The flood of regulations produced by last year's financial reform law continued Monday as federal banking regulators proposed consumer protections for insurance sales.
After tackling sexier issues such as privacy in the nine months since President Clinton signed the Gramm-Leach-Bliley Act, the agencies are rushing to meet a Nov. 12 deadline to implement rules governing retail sales practices, solicitations, and advertising by banks and thrifts engaged in insurance activities.
The proposal would mandate certain disclosures to customers, reaffirm prohibitions against tying and other coercive practices, and establish physical separation between banking and nonbanking activities inside branches, Federal Deposit Insurance Corp. officials said.
Industry officials said that the plan dovetails with current practice and is not expected to open another front in the war over Gramm-Leach-Bliley's implementations.
Under the proposal, banks would have to tell the customer that - unlike, say, savings accounts - annuities and other insurance products are not backed by the FDIC and that they carry investment risks as a result.
Further, banks would have to say that they may not require borrowers to purchase insurance products in order to get a loan.
Bank employees would have to provide these disclosures orally and in writing before an insurance product's sale is completed. Disclosures, however, could be sent electronically, provided that banks get customer consent and make records available that can be printed or downloaded onto a computer.
The proposal makes clear that insurance activities should be physically segregated from where deposits are taken. Details were sparse, but banks would have to "clearly delineate" these insurance sales areas and distinguish them from the rest of the bank.
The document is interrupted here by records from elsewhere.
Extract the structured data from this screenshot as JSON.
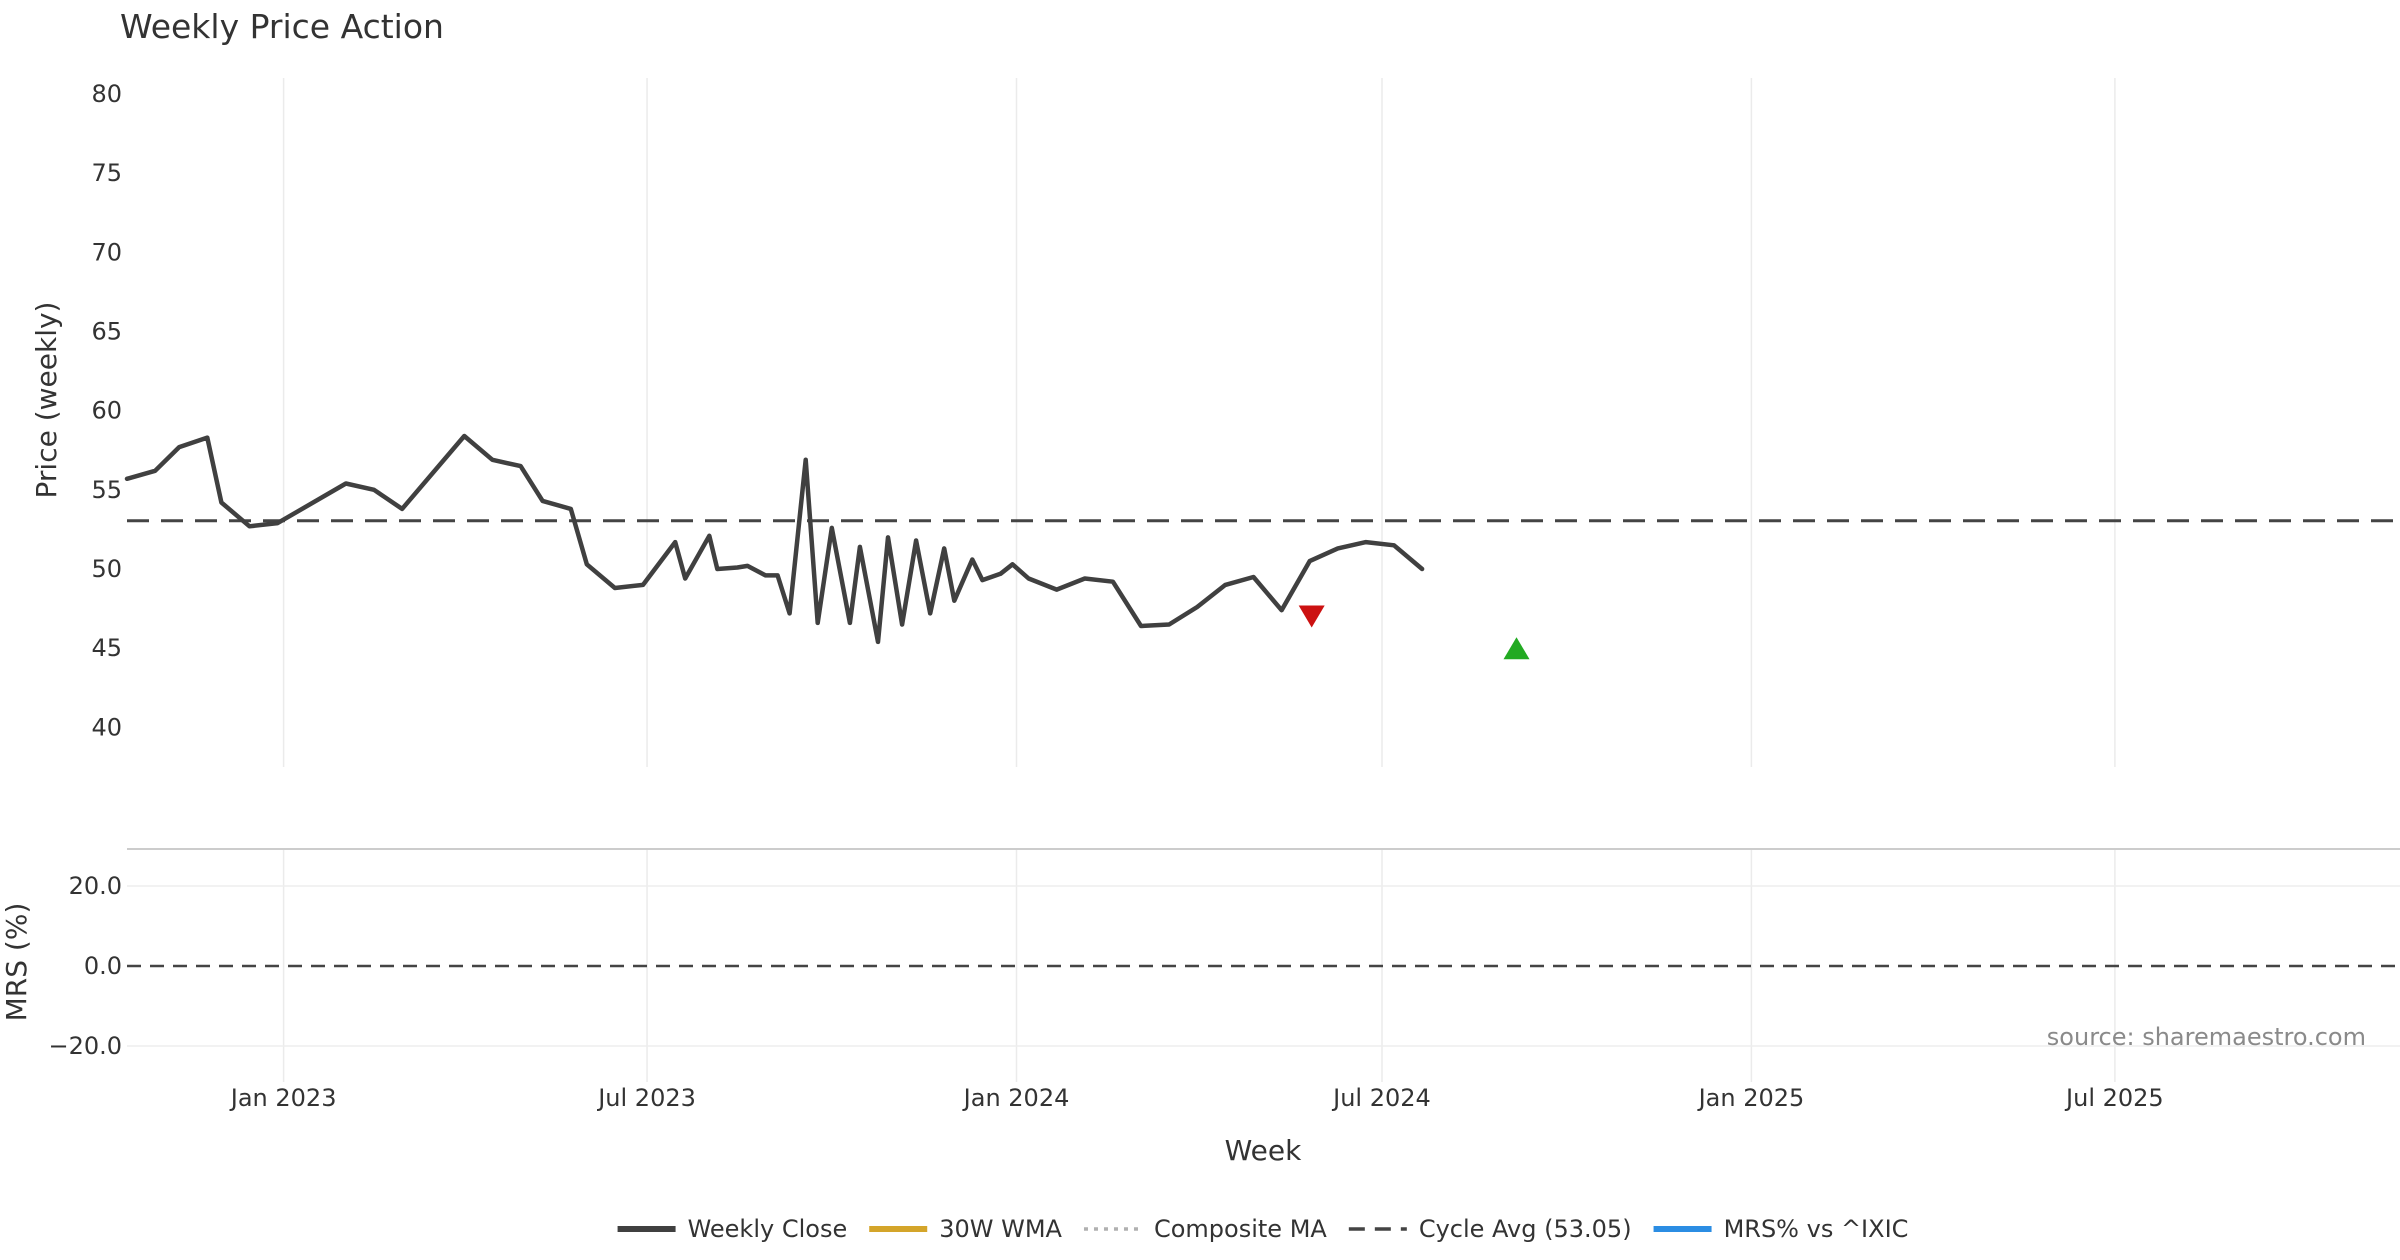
{
  "chart_data": {
    "type": "line",
    "title": "Weekly Price Action",
    "xlabel": "Week",
    "source_note": "source: sharemaestro.com",
    "x_ticks": [
      {
        "date": "2023-01-01",
        "label": "Jan 2023"
      },
      {
        "date": "2023-07-01",
        "label": "Jul 2023"
      },
      {
        "date": "2024-01-01",
        "label": "Jan 2024"
      },
      {
        "date": "2024-07-01",
        "label": "Jul 2024"
      },
      {
        "date": "2025-01-01",
        "label": "Jan 2025"
      },
      {
        "date": "2025-07-01",
        "label": "Jul 2025"
      }
    ],
    "x_range": [
      "2022-10-15",
      "2025-11-20"
    ],
    "panels": {
      "price": {
        "ylabel": "Price (weekly)",
        "ylim": [
          37.5,
          80.5
        ],
        "y_ticks": [
          "40",
          "45",
          "50",
          "55",
          "60",
          "65",
          "70",
          "75",
          "80"
        ],
        "cycle_avg": 53.05,
        "signals": [
          {
            "type": "sell",
            "date": "2024-05-27",
            "value": 47.0,
            "color": "#cc1111"
          },
          {
            "type": "buy",
            "date": "2024-09-06",
            "value": 45.0,
            "color": "#22aa22"
          }
        ]
      },
      "mrs": {
        "ylabel": "MRS (%)",
        "ylim": [
          -29,
          29
        ],
        "y_ticks": [
          "20.0",
          "0.0",
          "−20.0"
        ],
        "zero_line": 0
      }
    },
    "series": [
      {
        "name": "Weekly Close",
        "panel": "price",
        "color": "#404040",
        "style": "solid",
        "points": [
          [
            "2022-10-15",
            55.7
          ],
          [
            "2022-10-29",
            56.2
          ],
          [
            "2022-11-10",
            57.7
          ],
          [
            "2022-11-24",
            58.3
          ],
          [
            "2022-12-01",
            54.2
          ],
          [
            "2022-12-15",
            52.7
          ],
          [
            "2022-12-29",
            52.9
          ],
          [
            "2023-02-01",
            55.4
          ],
          [
            "2023-02-15",
            55.0
          ],
          [
            "2023-03-01",
            53.8
          ],
          [
            "2023-04-01",
            58.4
          ],
          [
            "2023-04-15",
            56.9
          ],
          [
            "2023-04-29",
            56.5
          ],
          [
            "2023-05-10",
            54.3
          ],
          [
            "2023-05-24",
            53.8
          ],
          [
            "2023-06-01",
            50.3
          ],
          [
            "2023-06-15",
            48.8
          ],
          [
            "2023-06-29",
            49.0
          ],
          [
            "2023-07-15",
            51.7
          ],
          [
            "2023-08-01",
            52.1
          ],
          [
            "2023-08-15",
            50.1
          ],
          [
            "2023-08-29",
            49.6
          ],
          [
            "2023-09-10",
            47.2
          ],
          [
            "2023-09-24",
            46.6
          ],
          [
            "2023-10-10",
            46.6
          ],
          [
            "2023-10-24",
            45.4
          ],
          [
            "2023-11-05",
            46.5
          ],
          [
            "2023-11-19",
            47.2
          ],
          [
            "2023-12-01",
            48.0
          ],
          [
            "2023-12-15",
            49.3
          ],
          [
            "2023-12-30",
            50.3
          ],
          [
            "2023-07-20",
            49.4
          ],
          [
            "2023-08-05",
            50.0
          ],
          [
            "2023-08-20",
            50.2
          ],
          [
            "2023-09-04",
            49.6
          ],
          [
            "2023-09-18",
            56.9
          ],
          [
            "2023-10-01",
            52.6
          ],
          [
            "2023-10-15",
            51.4
          ],
          [
            "2023-10-29",
            52.0
          ],
          [
            "2023-11-12",
            51.8
          ],
          [
            "2023-11-26",
            51.3
          ],
          [
            "2023-12-10",
            50.6
          ],
          [
            "2023-12-24",
            49.7
          ],
          [
            "2024-01-07",
            49.4
          ],
          [
            "2024-01-21",
            48.7
          ],
          [
            "2024-02-04",
            49.4
          ],
          [
            "2024-02-18",
            49.2
          ],
          [
            "2024-03-03",
            46.4
          ],
          [
            "2024-03-17",
            46.5
          ],
          [
            "2024-03-31",
            47.6
          ],
          [
            "2024-04-14",
            49.0
          ],
          [
            "2024-04-28",
            49.5
          ],
          [
            "2024-05-12",
            47.4
          ],
          [
            "2024-05-26",
            50.5
          ],
          [
            "2024-06-09",
            51.3
          ],
          [
            "2024-06-23",
            51.7
          ],
          [
            "2024-07-07",
            51.5
          ],
          [
            "2024-07-21",
            50.0
          ]
        ]
      },
      {
        "name": "30W WMA",
        "panel": "price",
        "color": "#d4a52a",
        "style": "solid",
        "points": []
      },
      {
        "name": "Composite MA",
        "panel": "price",
        "color": "#b0b0b0",
        "style": "dotted",
        "points": []
      },
      {
        "name": "Cycle Avg (53.05)",
        "panel": "price",
        "color": "#444444",
        "style": "dashed",
        "value": 53.05
      },
      {
        "name": "MRS% vs ^IXIC",
        "panel": "mrs",
        "color": "#2b8de3",
        "style": "solid",
        "points": []
      }
    ]
  }
}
However, an employee who takes deposits may direct customers to insurance sales personnel provided he receives no more than a "one-time, nominal fee" for each referral.
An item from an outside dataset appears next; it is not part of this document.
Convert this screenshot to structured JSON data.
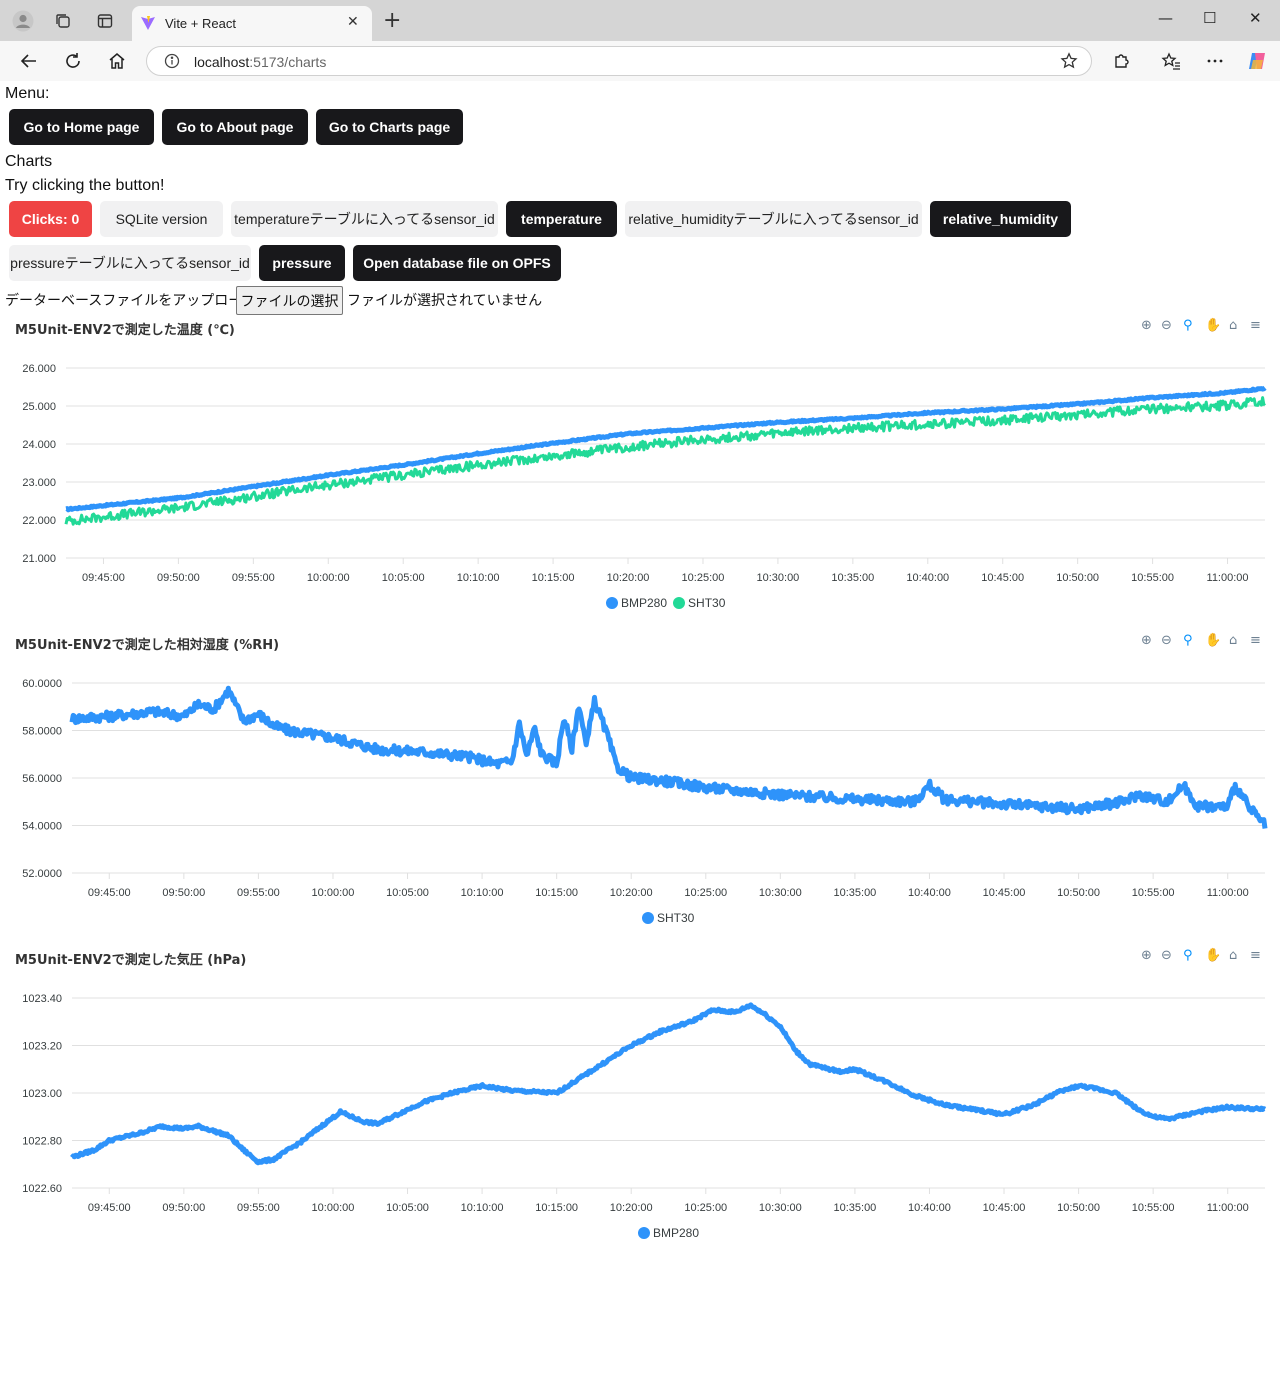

Also, the proposal reaffirms that only those appropriately licensed and qualified regarding the sale of the specific product being sold would be permitted to sell or offer insurance products through a financial institution.
Keith A. Ligon, the FDIC's policy chief for nontraditional banking products, said that Gramm-Leach-Bliley's consumer protection provisions closely tracked 1994 federal regulatory guidelines on sales of nondeposit investment products.
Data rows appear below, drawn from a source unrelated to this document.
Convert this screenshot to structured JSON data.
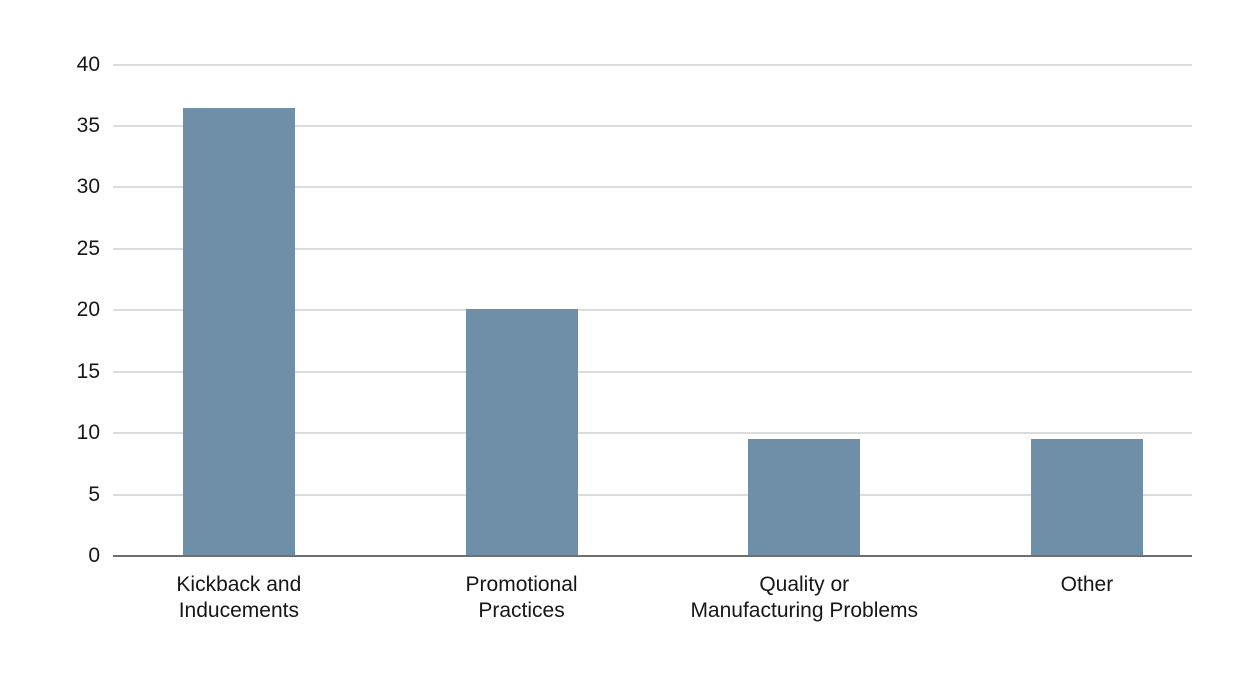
{
  "chart_data": {
    "type": "bar",
    "categories": [
      "Kickback and\nInducements",
      "Promotional\nPractices",
      "Quality or\nManufacturing Problems",
      "Other"
    ],
    "values": [
      36.4,
      20,
      9.4,
      9.4
    ],
    "title": "",
    "xlabel": "",
    "ylabel": "",
    "ylim": [
      0,
      40
    ],
    "yticks": [
      0,
      5,
      10,
      15,
      20,
      25,
      30,
      35,
      40
    ],
    "grid": true,
    "legend": false,
    "colors": {
      "bar": "#6e8fa7",
      "gridline": "#dcdcdc",
      "axis_line": "#6f6f6f",
      "tick_label": "#161616",
      "background": "#ffffff"
    }
  }
}
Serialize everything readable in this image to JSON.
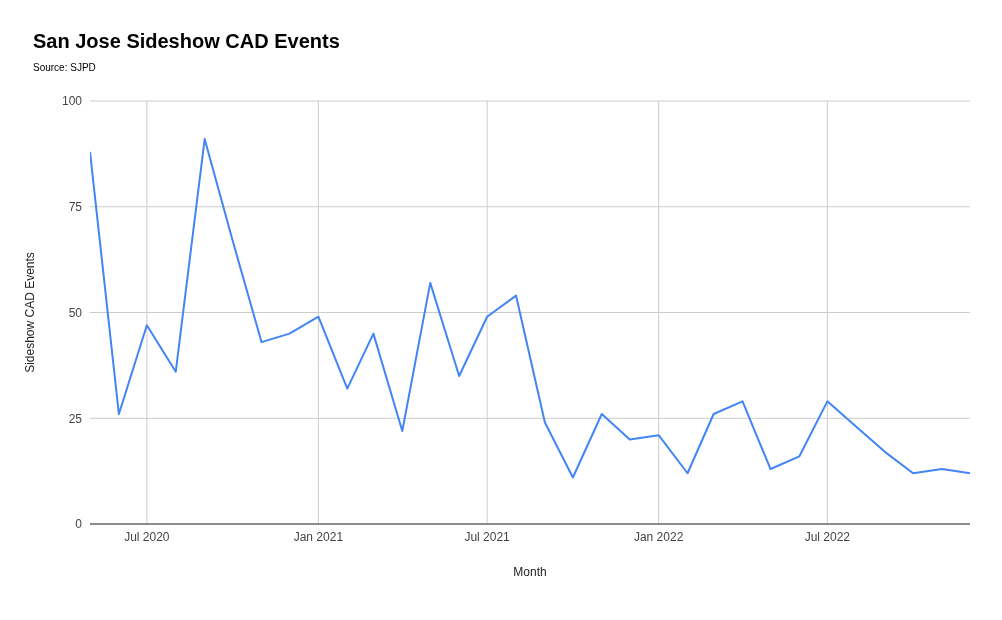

The industry has lived with those guidelines for uninsured products for years, said Charlotte Bahin, regulatory counsel for America's Community Bankers. She said, however, that industry representatives would pore over the latest proposal to make sure it does not impose any burdens on banks, especially small ones.
Regulators said their hands were basically tied by the law.
"It is important that people realize that the statute is extremely detailed" when making their comments, Office of Thrift Supervision Director Ellen Seidman said during the OTS board meeting. "It is really important for people to comment on practical means for achieving the contents of the statute."
The FDIC issued the proposal Monday at a public board meeting. According to spokesmen at the Federal Reserve Board, the Office of the Comptroller of the Currency, and the OTS, all three agencies have signed off on the proposal and have agreed to a 45-day public comment period. It is expected to be published in the Federal Register within the next two weeks.